Ada beberapa kemungkinan respon yang bisa ditunjukkan terhadap krisis pradigmatik dalam Muhammadiyah: upaya mengatasi krisis relatif berhasil sehingga meningkatkan pemahaman bahwa paradigma yang selama ini diyakini Muhammadiyah memang sudah tidak relevan dan harus diganti dengan paradigma lain; jatuh dalam kekacauan atau kebuntuan paradigma; munculnya kekuatan otoritarianisme keagamaan; dan transformasi paradigmatik menuju ke paradigma yang lebih baik dan lebih dapat diadopsi untuk realitas yang baru. Yang pertama dimaknai revolusi; yang kedua dan ketiga sebagai involusi; dan yang terakhir sebagai transformasi.
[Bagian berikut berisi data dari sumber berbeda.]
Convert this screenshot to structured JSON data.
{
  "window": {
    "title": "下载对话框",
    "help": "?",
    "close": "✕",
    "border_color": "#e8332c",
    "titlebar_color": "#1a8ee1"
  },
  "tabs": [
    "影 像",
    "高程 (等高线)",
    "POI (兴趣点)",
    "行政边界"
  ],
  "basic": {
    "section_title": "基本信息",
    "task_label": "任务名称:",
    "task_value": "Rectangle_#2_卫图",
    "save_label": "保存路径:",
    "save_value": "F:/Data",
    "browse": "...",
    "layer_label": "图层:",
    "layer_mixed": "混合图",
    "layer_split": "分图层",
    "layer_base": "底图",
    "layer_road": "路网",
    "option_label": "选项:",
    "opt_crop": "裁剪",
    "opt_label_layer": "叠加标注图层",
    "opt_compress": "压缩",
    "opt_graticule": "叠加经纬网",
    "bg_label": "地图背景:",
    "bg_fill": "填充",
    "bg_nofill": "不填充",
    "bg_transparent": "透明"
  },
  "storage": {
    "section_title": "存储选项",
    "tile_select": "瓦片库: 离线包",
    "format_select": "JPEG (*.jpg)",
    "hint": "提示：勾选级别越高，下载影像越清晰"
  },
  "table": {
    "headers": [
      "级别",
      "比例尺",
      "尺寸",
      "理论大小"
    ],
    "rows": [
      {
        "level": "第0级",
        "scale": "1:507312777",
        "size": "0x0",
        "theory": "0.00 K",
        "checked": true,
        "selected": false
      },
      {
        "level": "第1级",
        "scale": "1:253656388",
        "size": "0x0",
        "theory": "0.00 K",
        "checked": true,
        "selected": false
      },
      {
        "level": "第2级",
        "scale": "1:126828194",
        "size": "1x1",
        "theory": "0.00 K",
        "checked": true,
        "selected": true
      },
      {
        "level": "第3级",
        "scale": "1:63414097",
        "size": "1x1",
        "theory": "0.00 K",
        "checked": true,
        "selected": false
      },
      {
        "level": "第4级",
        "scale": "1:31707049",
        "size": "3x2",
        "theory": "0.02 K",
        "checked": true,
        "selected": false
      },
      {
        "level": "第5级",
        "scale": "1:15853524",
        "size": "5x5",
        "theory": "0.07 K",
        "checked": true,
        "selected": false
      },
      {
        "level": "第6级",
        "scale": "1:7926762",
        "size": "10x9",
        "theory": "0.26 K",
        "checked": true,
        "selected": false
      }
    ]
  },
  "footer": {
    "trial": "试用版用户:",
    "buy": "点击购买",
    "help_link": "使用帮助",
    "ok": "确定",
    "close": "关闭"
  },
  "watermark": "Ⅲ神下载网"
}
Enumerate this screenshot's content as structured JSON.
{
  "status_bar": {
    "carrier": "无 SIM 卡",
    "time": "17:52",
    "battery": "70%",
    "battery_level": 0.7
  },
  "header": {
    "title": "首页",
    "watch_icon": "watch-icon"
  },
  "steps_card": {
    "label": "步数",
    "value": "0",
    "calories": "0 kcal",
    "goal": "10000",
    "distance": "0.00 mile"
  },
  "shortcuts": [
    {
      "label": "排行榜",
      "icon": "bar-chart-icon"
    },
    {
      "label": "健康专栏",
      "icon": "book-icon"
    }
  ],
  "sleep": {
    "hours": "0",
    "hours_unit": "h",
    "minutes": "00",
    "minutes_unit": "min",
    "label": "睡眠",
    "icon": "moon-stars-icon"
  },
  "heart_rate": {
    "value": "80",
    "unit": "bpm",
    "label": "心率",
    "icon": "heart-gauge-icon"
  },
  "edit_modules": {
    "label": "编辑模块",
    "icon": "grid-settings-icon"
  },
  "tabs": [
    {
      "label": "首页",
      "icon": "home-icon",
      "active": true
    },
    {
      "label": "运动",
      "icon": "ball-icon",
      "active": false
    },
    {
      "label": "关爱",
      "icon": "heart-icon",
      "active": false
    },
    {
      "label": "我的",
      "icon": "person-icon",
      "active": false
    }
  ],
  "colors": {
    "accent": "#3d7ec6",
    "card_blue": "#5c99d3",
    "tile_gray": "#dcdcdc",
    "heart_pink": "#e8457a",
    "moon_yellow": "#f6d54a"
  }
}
Transformasi paradigmatik agaknya adalah pilihan yang rasional untuk menjawab tantangan di atas. Muhammadiyah perlu belajar melihat fenomena dan realitas baru dengan cara yang berbeda meskipun kadang harus sedikit menentang arus. Faktor-faktor eksternal (dapat bersifat intelektual atau non-intelektual seperti sosial, politik, ekonomi, institusional, teknologi, dsb.) sesungguhnya dapat menentukan saat yang tepat bagi guncangan wacana dan praksis lama dalam Muhammadiyah (dan Islam umumnya). Sementara itu, faktor-faktor internal berupa kegelisahan dari dalam tubuh Muhammadiyah yang menghendaki alternatif dan modifikasi atas wacana dan praksis sosial yang sudah mapan.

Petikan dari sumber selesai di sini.